SEMARANG,TOMBAK RAKYAT.COM–Menanggapi rentetan Operasi Tangkap Tangan (OTT) yang menjerat tiga bupati di Jawa Tengah pada awal tahun 2026, Komisi Pemberantasan
Korupsi (KPK) mengambil langkah tegas dengan memperkuat koordinasi pencegahan di wilayah tersebut.

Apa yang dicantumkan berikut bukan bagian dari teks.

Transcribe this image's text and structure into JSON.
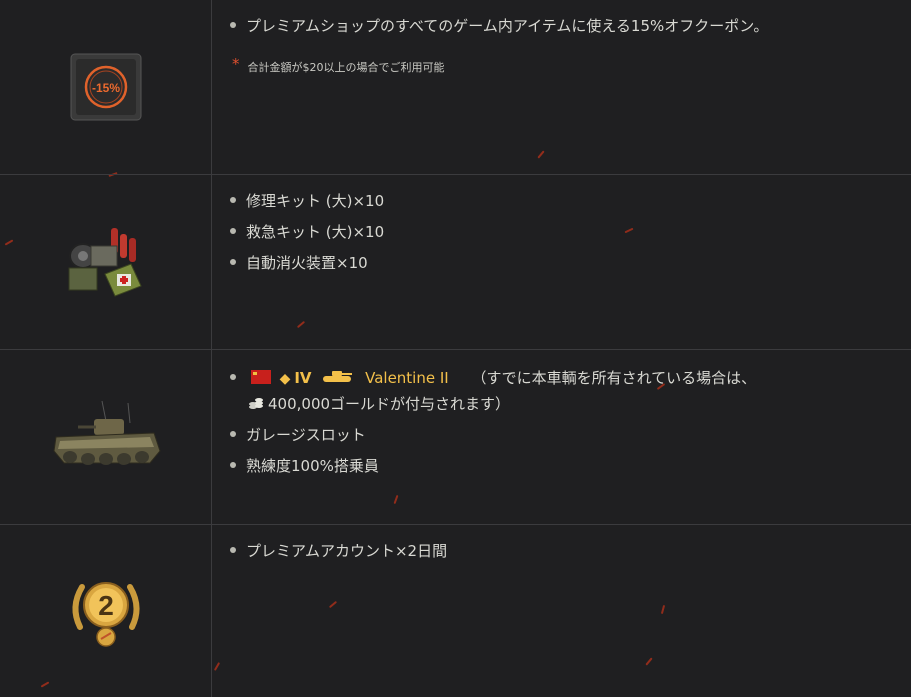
{
  "rows": [
    {
      "icon": "coupon-15-icon",
      "coupon_label": "-15%",
      "items": [
        "プレミアムショップのすべてのゲーム内アイテムに使える15%オフクーポン。"
      ],
      "note_star": "*",
      "note": "合計金額が$20以上の場合でご利用可能"
    },
    {
      "icon": "consumables-icon",
      "items": [
        "修理キット (大)×10",
        "救急キット (大)×10",
        "自動消火装置×10"
      ]
    },
    {
      "icon": "tank-icon",
      "vehicle": {
        "nation": "ussr-flag-icon",
        "type_icon": "light-tank-diamond-icon",
        "tier": "IV",
        "class_icon": "tank-silhouette-icon",
        "name": "Valentine II",
        "compensation_prefix": "（すでに本車輌を所有されている場合は、",
        "gold_icon": "gold-coins-icon",
        "compensation_amount": "400,000ゴールドが付与されます）"
      },
      "items": [
        "ガレージスロット",
        "熟練度100%搭乗員"
      ]
    },
    {
      "icon": "premium-2-days-icon",
      "badge_number": "2",
      "items": [
        "プレミアムアカウント×2日間"
      ]
    }
  ]
}
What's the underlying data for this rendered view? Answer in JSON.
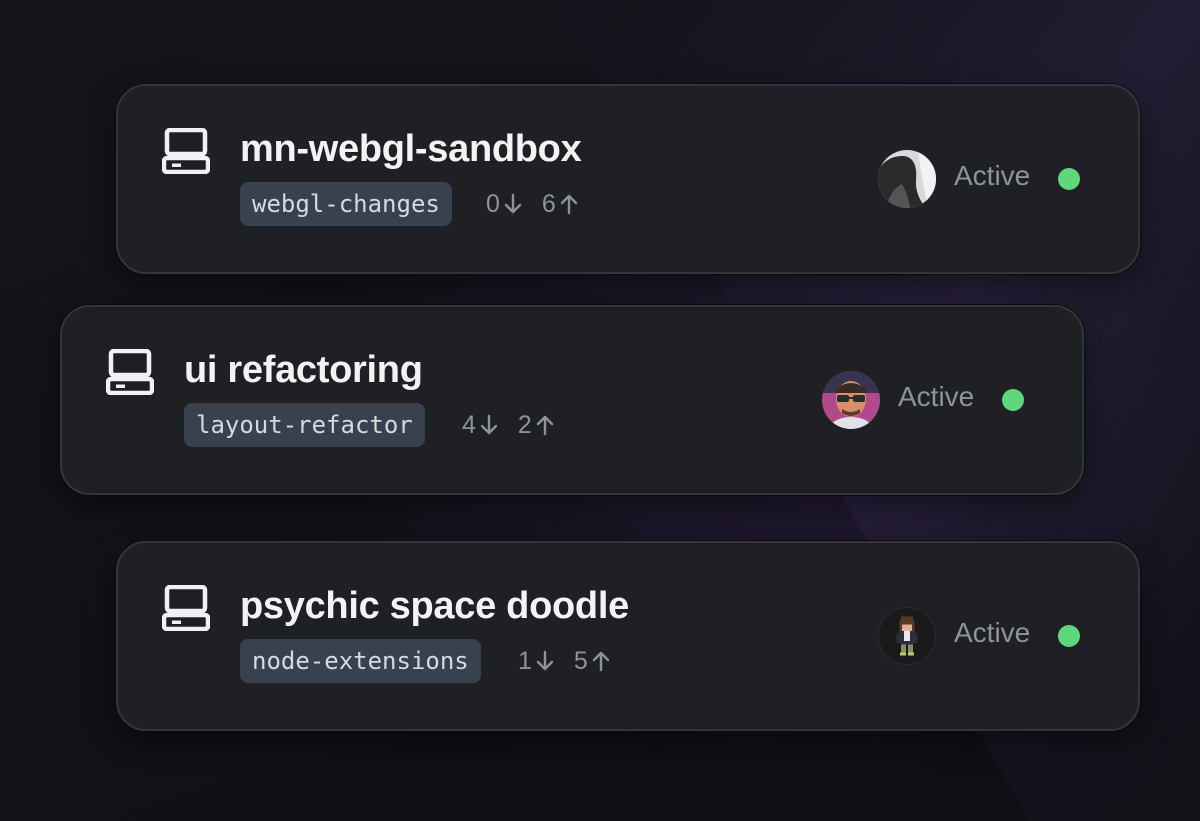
{
  "repos": [
    {
      "name": "mn-webgl-sandbox",
      "branch": "webgl-changes",
      "behind": "0",
      "ahead": "6",
      "status": "Active",
      "icon": "computer-icon",
      "avatar": "avatar-grayscale-photo"
    },
    {
      "name": "ui refactoring",
      "branch": "layout-refactor",
      "behind": "4",
      "ahead": "2",
      "status": "Active",
      "icon": "computer-icon",
      "avatar": "avatar-sunglasses-portrait"
    },
    {
      "name": "psychic space doodle",
      "branch": "node-extensions",
      "behind": "1",
      "ahead": "5",
      "status": "Active",
      "icon": "computer-icon",
      "avatar": "avatar-pixel-art"
    }
  ],
  "colors": {
    "status_dot": "#5ed87c",
    "card_bg": "#1f2024",
    "branch_bg": "#384150",
    "accent_glow": "#7a5cc0"
  }
}
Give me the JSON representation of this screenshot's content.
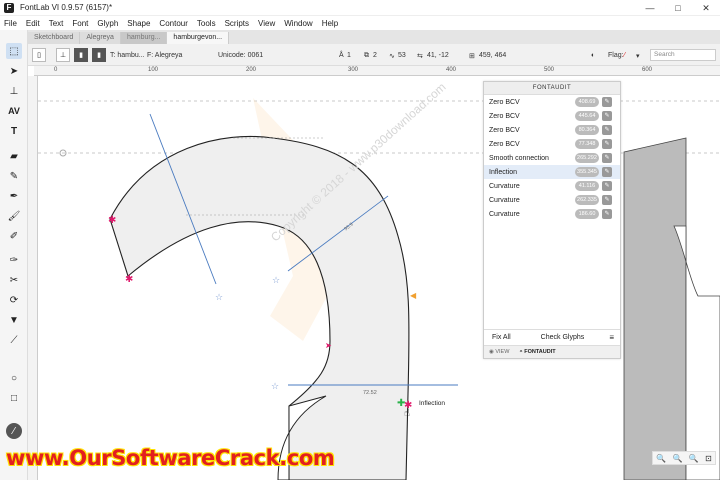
{
  "window": {
    "title": "FontLab VI 0.9.57 (6157)*",
    "logo_letter": "F",
    "minimize": "—",
    "maximize": "□",
    "close": "✕"
  },
  "menu": [
    "File",
    "Edit",
    "Text",
    "Font",
    "Glyph",
    "Shape",
    "Contour",
    "Tools",
    "Scripts",
    "View",
    "Window",
    "Help"
  ],
  "tabs": [
    {
      "label": "Sketchboard",
      "style": "normal"
    },
    {
      "label": "Alegreya",
      "style": "normal"
    },
    {
      "label": "hamburg...",
      "style": "dark"
    },
    {
      "label": "hamburgevon...",
      "style": "active"
    }
  ],
  "toolbar": {
    "text_label": "T: hambu...",
    "font_label": "F: Alegreya",
    "unicode_label": "Unicode: 0061",
    "nodes_count": "1",
    "contours_count": "2",
    "points_count": "53",
    "offset": "41, -12",
    "position": "459, 464",
    "flag_label": "Flag:",
    "search_placeholder": "Search"
  },
  "ruler": {
    "top_ticks": [
      "0",
      "100",
      "200",
      "300",
      "400",
      "500",
      "600"
    ]
  },
  "canvas": {
    "measure_label_1": "95.9",
    "measure_label_2": "72.52",
    "inflection_label": "Inflection",
    "watermark_diag": "Copyright © 2018 - www.p30download.com"
  },
  "fontaudit": {
    "title": "FONTAUDIT",
    "rows": [
      {
        "label": "Zero BCV",
        "value": "408.69"
      },
      {
        "label": "Zero BCV",
        "value": "445.64"
      },
      {
        "label": "Zero BCV",
        "value": "80.364"
      },
      {
        "label": "Zero BCV",
        "value": "77.348"
      },
      {
        "label": "Smooth connection",
        "value": "265.292"
      },
      {
        "label": "Inflection",
        "value": "355.345"
      },
      {
        "label": "Curvature",
        "value": "41.116"
      },
      {
        "label": "Curvature",
        "value": "262.335"
      },
      {
        "label": "Curvature",
        "value": "186.60"
      }
    ],
    "fix_all": "Fix All",
    "check_glyphs": "Check Glyphs",
    "tab_view": "VIEW",
    "tab_fontaudit": "FONTAUDIT"
  },
  "watermark": "www.OurSoftwareCrack.com",
  "colors": {
    "accent": "#3d7cc9",
    "badge": "#bbbbbb",
    "watermark": "#e21f1f",
    "node_pink": "#e0186b",
    "glyph_fill": "#efefef"
  }
}
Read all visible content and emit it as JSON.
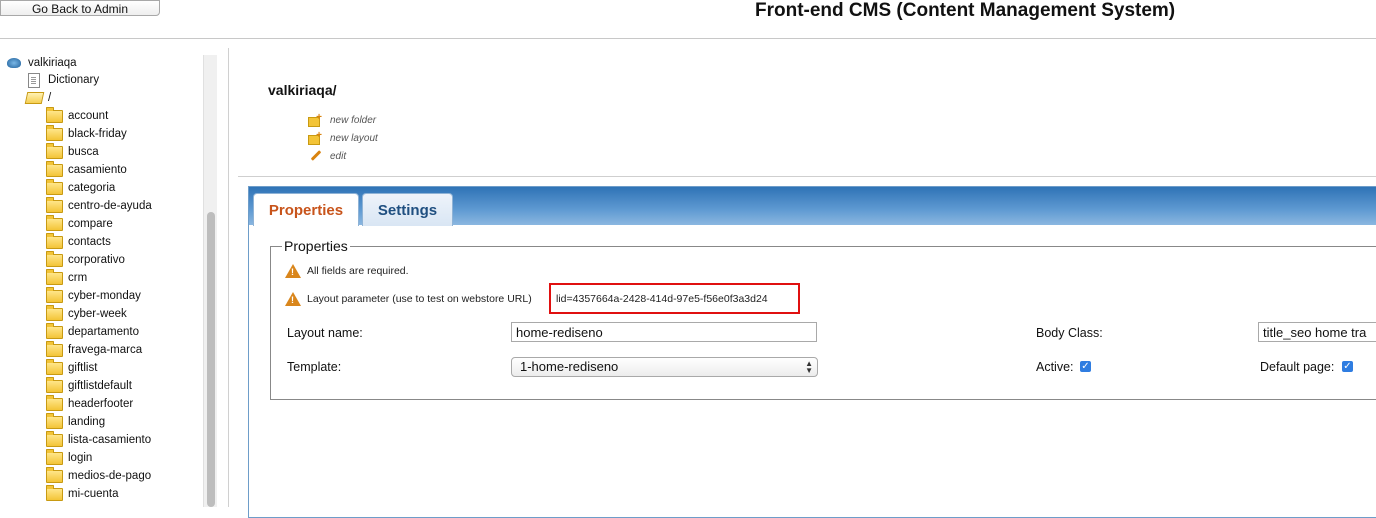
{
  "header": {
    "back_label": "Go Back to Admin",
    "title": "Front-end CMS (Content Management System)"
  },
  "sidebar": {
    "root": "valkiriaqa",
    "items": [
      {
        "label": "Dictionary",
        "icon": "document-icon"
      },
      {
        "label": "/",
        "icon": "folder-open-icon"
      },
      {
        "label": "account",
        "icon": "folder-icon"
      },
      {
        "label": "black-friday",
        "icon": "folder-icon"
      },
      {
        "label": "busca",
        "icon": "folder-icon"
      },
      {
        "label": "casamiento",
        "icon": "folder-icon"
      },
      {
        "label": "categoria",
        "icon": "folder-icon"
      },
      {
        "label": "centro-de-ayuda",
        "icon": "folder-icon"
      },
      {
        "label": "compare",
        "icon": "folder-icon"
      },
      {
        "label": "contacts",
        "icon": "folder-icon"
      },
      {
        "label": "corporativo",
        "icon": "folder-icon"
      },
      {
        "label": "crm",
        "icon": "folder-icon"
      },
      {
        "label": "cyber-monday",
        "icon": "folder-icon"
      },
      {
        "label": "cyber-week",
        "icon": "folder-icon"
      },
      {
        "label": "departamento",
        "icon": "folder-icon"
      },
      {
        "label": "fravega-marca",
        "icon": "folder-icon"
      },
      {
        "label": "giftlist",
        "icon": "folder-icon"
      },
      {
        "label": "giftlistdefault",
        "icon": "folder-icon"
      },
      {
        "label": "headerfooter",
        "icon": "folder-icon"
      },
      {
        "label": "landing",
        "icon": "folder-icon"
      },
      {
        "label": "lista-casamiento",
        "icon": "folder-icon"
      },
      {
        "label": "login",
        "icon": "folder-icon"
      },
      {
        "label": "medios-de-pago",
        "icon": "folder-icon"
      },
      {
        "label": "mi-cuenta",
        "icon": "folder-icon"
      }
    ]
  },
  "main": {
    "folder_title": "valkiriaqa/",
    "actions": {
      "new_folder": "new folder",
      "new_layout": "new layout",
      "edit": "edit"
    },
    "tabs": {
      "properties": "Properties",
      "settings": "Settings"
    },
    "properties": {
      "legend": "Properties",
      "warning_required": "All fields are required.",
      "warning_layout_param": "Layout parameter (use to test on webstore URL)",
      "lid": "lid=4357664a-2428-414d-97e5-f56e0f3a3d24",
      "layout_name_label": "Layout name:",
      "layout_name_value": "home-rediseno",
      "body_class_label": "Body Class:",
      "body_class_value": "title_seo home tra",
      "template_label": "Template:",
      "template_value": "1-home-rediseno",
      "active_label": "Active:",
      "active_checked": true,
      "default_page_label": "Default page:",
      "default_page_checked": true
    }
  },
  "colors": {
    "tab_bar": "#2f73b6",
    "active_tab_text": "#c8541b",
    "highlight_border": "#e01010",
    "warning": "#d9861c",
    "checkbox": "#2f7de1"
  }
}
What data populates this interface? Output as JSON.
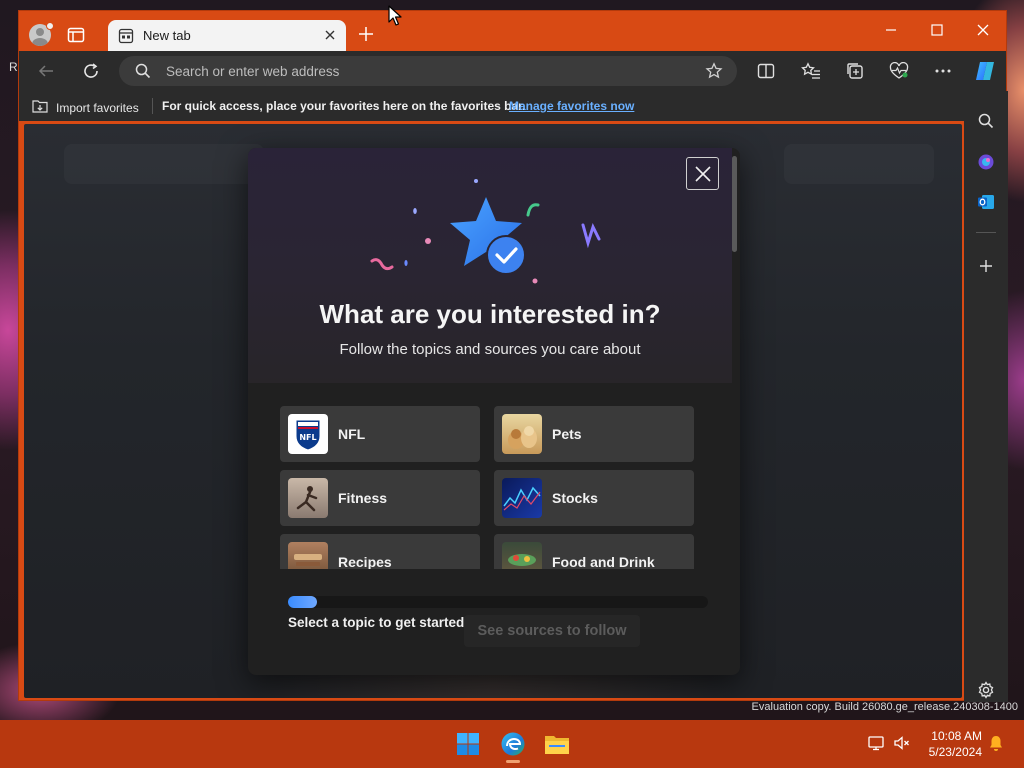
{
  "desktop": {
    "letter": "R",
    "eval_text": "Evaluation copy. Build 26080.ge_release.240308-1400"
  },
  "browser": {
    "tab": {
      "title": "New tab"
    },
    "address_bar": {
      "placeholder": "Search or enter web address",
      "value": ""
    },
    "favorites_bar": {
      "import_label": "Import favorites",
      "message": "For quick access, place your favorites here on the favorites bar.",
      "link": "Manage favorites now"
    }
  },
  "dialog": {
    "title": "What are you interested in?",
    "subtitle": "Follow the topics and sources you care about",
    "topics": [
      {
        "label": "NFL",
        "icon": "nfl-logo"
      },
      {
        "label": "Pets",
        "icon": "pets-photo"
      },
      {
        "label": "Fitness",
        "icon": "fitness-photo"
      },
      {
        "label": "Stocks",
        "icon": "stocks-chart"
      },
      {
        "label": "Recipes",
        "icon": "recipes-photo"
      },
      {
        "label": "Food and Drink",
        "icon": "food-photo"
      }
    ],
    "progress": {
      "fraction": 0.07,
      "text": "Select a topic to get started"
    },
    "next_button": "See sources to follow"
  },
  "taskbar": {
    "time": "10:08 AM",
    "date": "5/23/2024"
  },
  "colors": {
    "window_frame": "#d84a14",
    "toolbar": "#2b2b2b",
    "accent_blue": "#3a8cff",
    "link": "#6ab0ff",
    "taskbar": "#b8380f"
  }
}
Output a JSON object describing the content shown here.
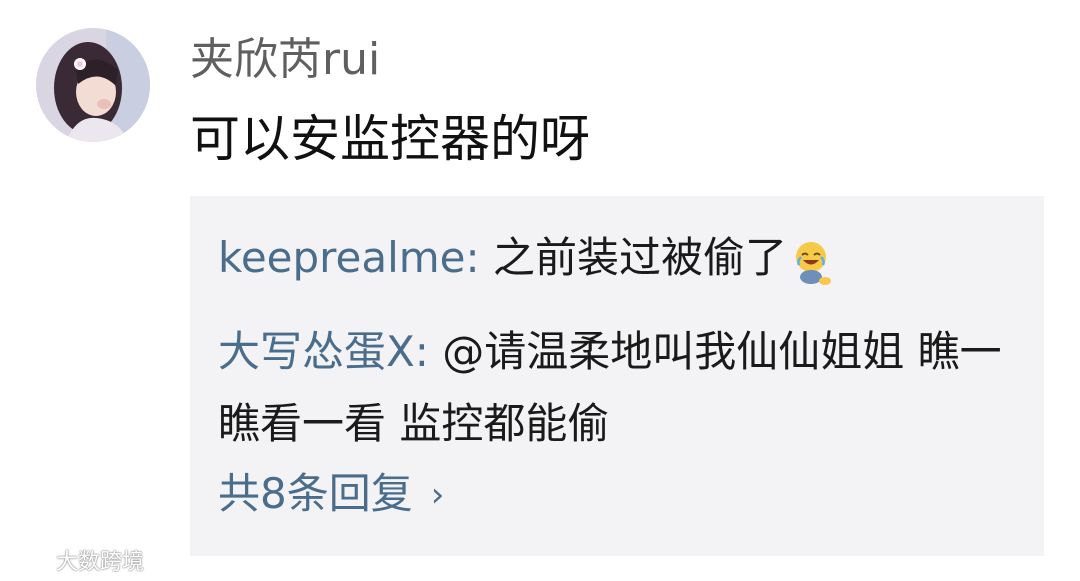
{
  "comment": {
    "username": "夹欣芮rui",
    "text": "可以安监控器的呀"
  },
  "replies": [
    {
      "author": "keeprealme:",
      "text": " 之前装过被偷了",
      "emoji": "laughing-crying-emoji"
    },
    {
      "author": "大写怂蛋X:",
      "text": " @请温柔地叫我仙仙姐姐 瞧一瞧看一看 监控都能偷"
    }
  ],
  "more_replies": {
    "label": "共8条回复",
    "icon": "chevron-right-icon"
  },
  "watermark": {
    "text": "大数跨境"
  }
}
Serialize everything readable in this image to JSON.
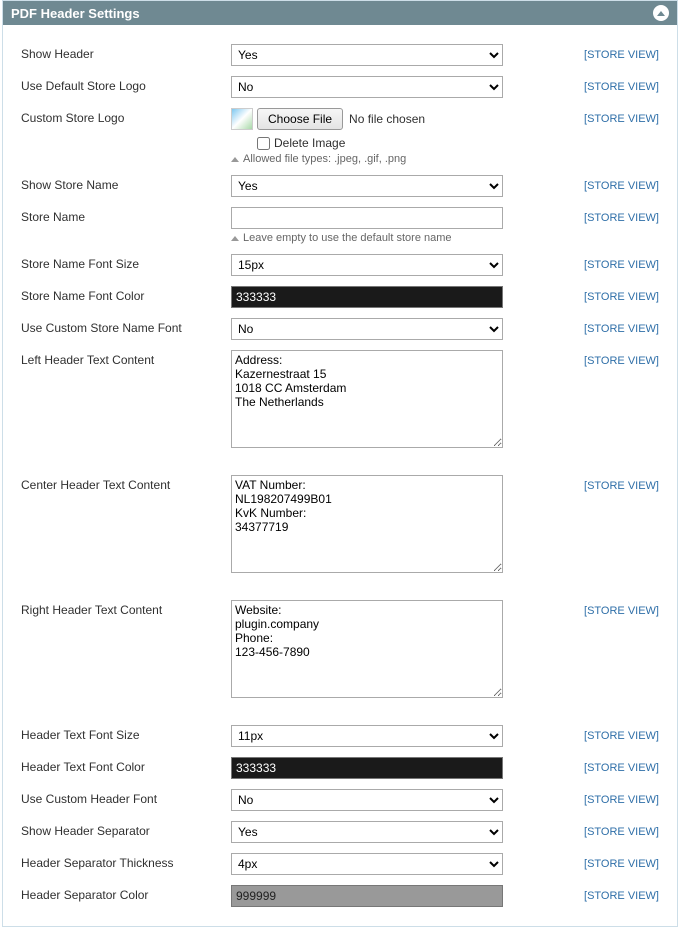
{
  "panel_title": "PDF Header Settings",
  "labels": {
    "show_header": "Show Header",
    "use_default_logo": "Use Default Store Logo",
    "custom_logo": "Custom Store Logo",
    "choose_file_btn": "Choose File",
    "no_file_chosen": "No file chosen",
    "delete_image": "Delete Image",
    "allowed_types": "Allowed file types: .jpeg, .gif, .png",
    "show_store_name": "Show Store Name",
    "store_name": "Store Name",
    "store_name_note": "Leave empty to use the default store name",
    "store_name_font_size": "Store Name Font Size",
    "store_name_font_color": "Store Name Font Color",
    "use_custom_store_name_font": "Use Custom Store Name Font",
    "left_header": "Left Header Text Content",
    "center_header": "Center Header Text Content",
    "right_header": "Right Header Text Content",
    "header_text_font_size": "Header Text Font Size",
    "header_text_font_color": "Header Text Font Color",
    "use_custom_header_font": "Use Custom Header Font",
    "show_header_separator": "Show Header Separator",
    "header_separator_thickness": "Header Separator Thickness",
    "header_separator_color": "Header Separator Color"
  },
  "values": {
    "show_header": "Yes",
    "use_default_logo": "No",
    "show_store_name": "Yes",
    "store_name": "",
    "store_name_font_size": "15px",
    "store_name_font_color": "333333",
    "use_custom_store_name_font": "No",
    "left_header": "Address:\nKazernestraat 15\n1018 CC Amsterdam\nThe Netherlands",
    "center_header": "VAT Number:\nNL198207499B01\nKvK Number:\n34377719",
    "right_header": "Website:\nplugin.company\nPhone:\n123-456-7890",
    "header_text_font_size": "11px",
    "header_text_font_color": "333333",
    "use_custom_header_font": "No",
    "show_header_separator": "Yes",
    "header_separator_thickness": "4px",
    "header_separator_color": "999999"
  },
  "colors": {
    "store_name_font_color_bg": "#1a1a1a",
    "header_text_font_color_bg": "#1a1a1a",
    "header_separator_color_bg": "#999999"
  },
  "scope_label": "[STORE VIEW]"
}
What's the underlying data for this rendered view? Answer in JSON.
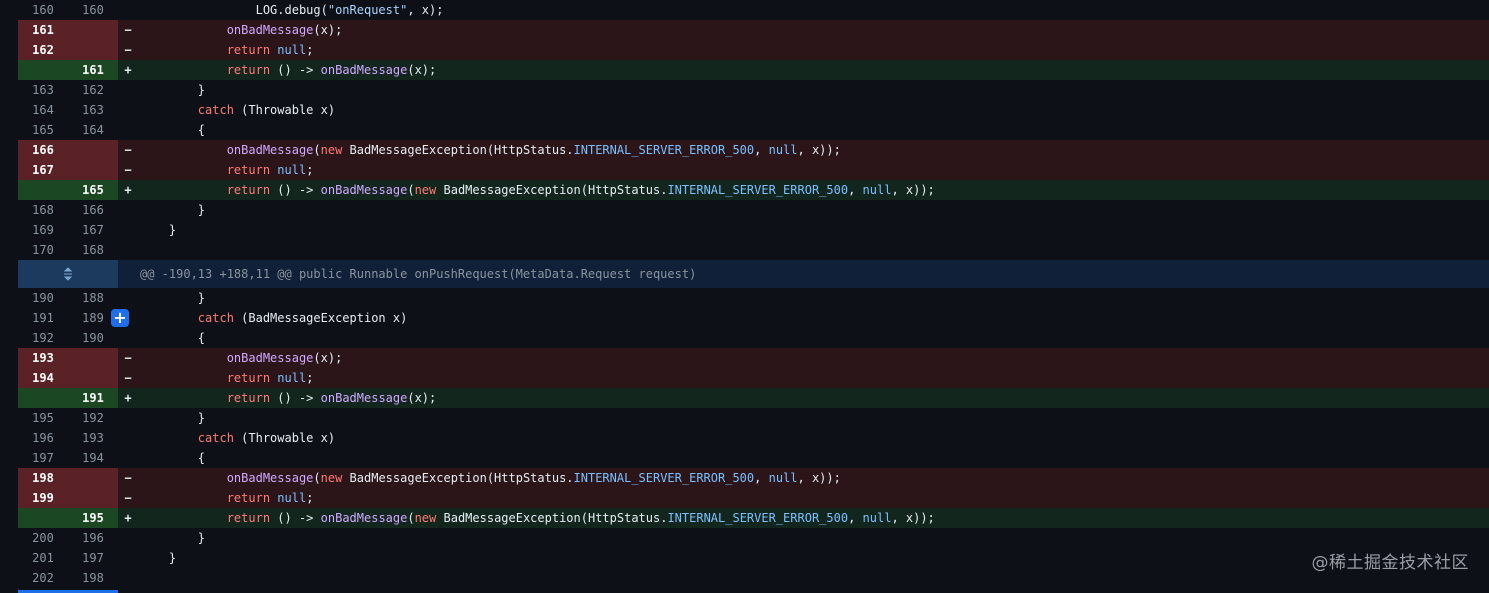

Dalam sebuah kegiatan yang berlangsung di Gradhika Bhakti Praja Kantor Gubernur jateng, Senin (30/3/2026).
Wakil Ketua KPK Fitroh Nurcahyanto hadir langsung bersama Gubernur Jawa Tengah Ahmad Luthfi dan Wakil Gubernur Taj Yasin Maimoen.
Pertemuan ini difokuskan pada penandatanganan pakta integritas antikorupsi oleh seluruh kepala daerah di Jawa Tengah.
Fitroh Nurcahyanto mengungkapkan bahwa inisiatif kegiatan ini justru datang dari Gubernur Ahmad Luthfi sebagai respons cepat atas kasus hukum yang menimpa sejumlah kepala daerah di wilayahnya, termasuk dugaan kasus di Cilacap, Pati, dan Pekalongan.

“Tujuannya adalah untuk mengingatkan kembali agar tidak ada lagi tindakan korupsi.
Kegiatan penindakan di Jawa Tengah akhir-akhir ini cukup banyak, karena itu sinergi pencegahan harus lebih masif dilakukan,” ujar Fitroh dalam sesi taklimat media.
Senada dengan hal tersebut, Gubernur Ahmad Luthfi mengumpulkan seluruh Bupati, Wali Kota, hingga pimpinan DPRD se-Jawa Tengah untuk menegaskan komitmen bersama dalam menciptakan pemerintahan yang bersih.
Langkah ini diharapkan menjadi “alarm keras” bagi para pejabat publik agar menjauhi perilaku koruptif, terutama dalam tata kelola anggaran daerah.
Meski fokus pada pencegahan, KPK menegaskan akan tetap melakukan pemantauan ketat di seluruh wilayah untuk
memastikan integritas tetap terjaga di lingkungan Pemerintah Provinsi Jawa Tengah.